Friday, 12 August 2016

A little bit of Shakespeare (sort of)

As it's summer here, I've been travelling around visiting some of my favourite places and those places on my wish list.  I love going to Stratford-Upon-Avon, and find myself going to re-visit every couple of years.  Of course, with it being the 400th anniversary of Shakespeare's death, Stratford was on my to do list.  For a start, there was a new exhibition at the birthplace, with Shakespeare's actual will on show, borrowed from the National Archives. (unfortunately, it's now been returned ).   Also, for the first time, Shakespeare's grammar school was open to the public, and is well worth a visit (more on that in a later post).   However, for me, the real gem was a visit to Harvard House.  I must have walked past it many times, and just thought it another Tudor house in Stratford.   It's in High Street.   It has no actual connection to Shakespeare, other than he would have known the occupants of the house.  It was built in 1596 by Thomas Rogers.  Rogers was an Alderman and served alongside Shakespeare's father.   He was a successful cattle and corn merchant.   Rogers daughter Katherine married Robert Havard of Southwark.  Their son John emigrated to  America.  John founded an education establishment that went on to be Harvard University.  Unbelievably, in the early 1900s, Stratford council wanted to 'modernise' the property, and thanks to novelist Maria Corelli's campaign to save it, it was purchased and given to Harvard University.  It's been restored and is now part of the Shakespeare's Birthplace Trust.   It's well worth a visit to see how a Tudor house actually was in the 1590s.  Here are some of my pictures.
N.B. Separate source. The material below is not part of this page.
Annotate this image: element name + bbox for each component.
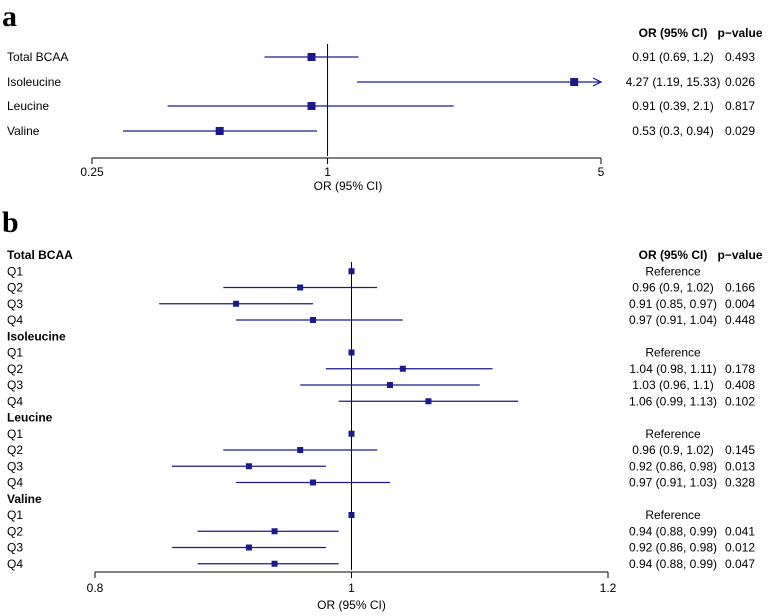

 Here's the house from the outside.  Note the US flag.
 Inside the house, an example of wattle and daub used to build the house.
                                                        A bedroom in the house.  
 An escape hatch built into the roof.  The house did not have a thatched roof, but being aware of fires in the house in general, an escape hatch was built.
 Some of the original 'wallpaper', made of a certain paste and a stencil used to draw a repeating pattern.  Using the original, the rest of the wall has been restored.
Original Tudor furniture commonly found in merchant houses.

And yes, I did go to Warwick castle, scene of Pier's downfall.   I visited the dungeon, shuddered, and hoped once again that Guy of Warwick kept him in the prisoners rooms above.  Somehow, I doubt it.


Kasia Ogrodnik said...

Hi Anerje! It has been a while :) I'm happy to read that you're enjoying a "travelling" summer. I too spend my time with my family taking trips and sightseeing and reading Henry the Young King biography. I intent to return to regular posting as soon as I finish it, meaning the opening days of September, I guess :) Take care, dear friend :)

PS Recently my hubby and I watched an interesting BBC documentary on Anne Boleyn, which made me think of you :)

Anerje said...

Hi Kasia - just got back from Scarborough- so expect a post on the castle soon. Glad you're immersed in the Young King's bio. Hope it's every thing you expected. Was the documentary 'The Last Days of Anne Boleyn'? Bit of a mixed bag - I always enjoy David Starkey.